Quando si parla di numeri, Sofri non vuole dire niente. Qualche punto fermo tuttavia c’è: i dati Audiweb di gennaio indicano circa 28 mila utenti unici e 131 mila pagine viste al giorno. Come si traduce finanziariamente questo dato? Qui si entra nel regno delle congetture perché ci sono molte variabili in gioco: ipotizzando quattro milioni di pagine viste al mese moltiplicate per un cpm (costo per mille impression, uno degli indicatori con cui si vende la pubblicità on line) pari a cinque euro, in teoria la testata potrebbe fatturare circa 200 mila euro all’anno. Tuttavia, avvisa Davide Pozzi, consulente di Web marketing noto come Tagliaerbe.com, "il cpm varia da caso a caso. Senza tutti i parametri a disposizione, fare i conti in tasca a un sito è molto complicato". È evidente tuttavia che fare una testata on line è soprattutto una scommessa per il futuro, che punta su un allargamento graduale dei cybernauti italiani (oggi sono circa metà della popolazione) e quindi su una crescita della pubblicità on line.
È vero poi che oltre alla quantità bisogna guardare la "qualità" dei numeri: "Metà del nostro traffico è diretto", dice Sofri: "Un terzo viene da Google, il resto da vari siti e da Facebook", dove "il Post" conta su 6.400 amici. La piattaforma di Zuckerberg è infatti sempre più cruciale per le testate on line: "Il bottone Mi Piace è dirompente", dice Francesco Tinti, esperto di web marketing: "Certi blog hanno fino al 45 per cento di traffico dai social network".

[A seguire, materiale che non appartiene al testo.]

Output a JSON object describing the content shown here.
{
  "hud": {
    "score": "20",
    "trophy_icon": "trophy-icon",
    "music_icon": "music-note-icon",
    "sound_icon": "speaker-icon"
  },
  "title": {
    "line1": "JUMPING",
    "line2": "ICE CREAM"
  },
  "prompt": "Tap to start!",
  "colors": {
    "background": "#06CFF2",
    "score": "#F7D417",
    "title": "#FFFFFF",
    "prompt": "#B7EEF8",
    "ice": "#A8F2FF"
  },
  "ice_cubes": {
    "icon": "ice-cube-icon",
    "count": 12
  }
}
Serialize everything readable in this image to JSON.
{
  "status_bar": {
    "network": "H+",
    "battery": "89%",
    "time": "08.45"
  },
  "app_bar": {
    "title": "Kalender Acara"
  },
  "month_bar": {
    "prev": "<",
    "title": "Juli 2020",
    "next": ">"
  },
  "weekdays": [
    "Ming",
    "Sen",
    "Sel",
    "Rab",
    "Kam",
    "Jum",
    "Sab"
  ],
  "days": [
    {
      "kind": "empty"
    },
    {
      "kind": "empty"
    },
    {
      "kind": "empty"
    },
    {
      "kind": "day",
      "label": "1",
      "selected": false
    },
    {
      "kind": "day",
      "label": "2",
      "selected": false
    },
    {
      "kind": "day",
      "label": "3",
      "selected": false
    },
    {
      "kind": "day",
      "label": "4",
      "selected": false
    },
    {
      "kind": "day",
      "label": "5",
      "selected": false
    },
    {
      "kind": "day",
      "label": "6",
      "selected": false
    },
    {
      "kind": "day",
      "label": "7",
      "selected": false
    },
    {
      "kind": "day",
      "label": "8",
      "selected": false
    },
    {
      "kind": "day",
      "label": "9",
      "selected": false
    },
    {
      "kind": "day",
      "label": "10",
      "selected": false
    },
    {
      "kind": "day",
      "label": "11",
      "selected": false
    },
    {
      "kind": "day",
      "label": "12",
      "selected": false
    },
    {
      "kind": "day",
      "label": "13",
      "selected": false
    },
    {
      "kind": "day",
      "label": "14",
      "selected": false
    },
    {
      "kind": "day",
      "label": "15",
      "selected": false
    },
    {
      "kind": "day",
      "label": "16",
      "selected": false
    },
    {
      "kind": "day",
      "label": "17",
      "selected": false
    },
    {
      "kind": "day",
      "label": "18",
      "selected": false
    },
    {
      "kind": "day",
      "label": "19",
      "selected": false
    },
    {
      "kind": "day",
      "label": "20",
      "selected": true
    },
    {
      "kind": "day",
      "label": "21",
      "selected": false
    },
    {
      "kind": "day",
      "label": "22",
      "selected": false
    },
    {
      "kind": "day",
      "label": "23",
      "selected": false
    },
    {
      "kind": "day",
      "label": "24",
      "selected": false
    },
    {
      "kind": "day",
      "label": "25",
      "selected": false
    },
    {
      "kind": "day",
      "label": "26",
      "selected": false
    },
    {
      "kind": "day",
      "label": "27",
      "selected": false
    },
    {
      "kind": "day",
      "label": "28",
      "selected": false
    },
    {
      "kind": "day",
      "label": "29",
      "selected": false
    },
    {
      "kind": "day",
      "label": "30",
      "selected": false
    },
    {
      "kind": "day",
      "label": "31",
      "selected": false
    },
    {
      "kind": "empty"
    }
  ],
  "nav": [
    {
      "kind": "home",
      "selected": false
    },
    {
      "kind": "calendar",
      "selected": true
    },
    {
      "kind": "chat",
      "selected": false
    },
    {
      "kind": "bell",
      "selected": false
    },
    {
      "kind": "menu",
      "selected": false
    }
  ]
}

Ma se "il Post" è, per dirla con Sofri, "il Chievo del campionato", il suo concorrente "Lettera43" vorrebbe essere invece il Milan o l’Inter. Nata lo scorso ottobre per iniziativa di Paolo Madron, giornalista economico di lungo corso, la testata si regge su cinque milioni di euro di patrimonio, raccolti tra i soci fondatori e i finanziatori, tra cui la holding Sator di Matteo Arpe, ex ad di Capitalia. Il punto di pareggio è previsto tra il terzo e il quarto anno. In redazione una ventina di giornalisti, poi ridotti a 12, e un centinaio di collaboratori, che producono circa 70 articoli al giorno, dalle 5 a mezzanotte.
La formula è quella del daily magazine, un giornale generalista con canali tematici verticali - dai motori al cibo - che non disdegna il gossip o le fotogallery. "Del resto è con quelli che si fanno molti accessi", commenta Madron. Ma ci sono anche approfondimenti e notizie: "Vogliamo mescolare, come il "Daily Beast", alto e basso. E daremo botte a destra e a sinistra".
E qualche polemica in Rete quelli di "Lettera43" l’hanno già sollevata. Ad esempio quando hanno dichiarato, a 100 giorni dal lancio, di avere 130 mila utenti unici al dì. "Che film hanno visto?", ha twittato all’epoca un giornalista del sito concorrente "Linkiesta". Secondo Audiweb, ad esempio, a gennaio i visitatori unici di "Lettera43" erano 22 mila al giorno. Il punto è che per leggere e confrontare certi dati bisogna capire quale metrica è stata adottata. "Sono i numeri con cui la nostra concessionaria vende la pubblicità", taglia corto Madron: "Chiaramente abbiamo investito molto per il posizionamento del sito".
Del resto "Lettera43" (il nome viene dall’anno in cui secondo il giornalista Peter Kahn verrà pubblicato l’ultimo numero cartaceo del "New York Times", il 2043) è una testata ambiziosa e aspira a competere con i siti dei quotidiani tradizionali. E proprio come loro tende a essere avara di collegamenti esterni, che invece sono onnipresenti nelle testate on line americane.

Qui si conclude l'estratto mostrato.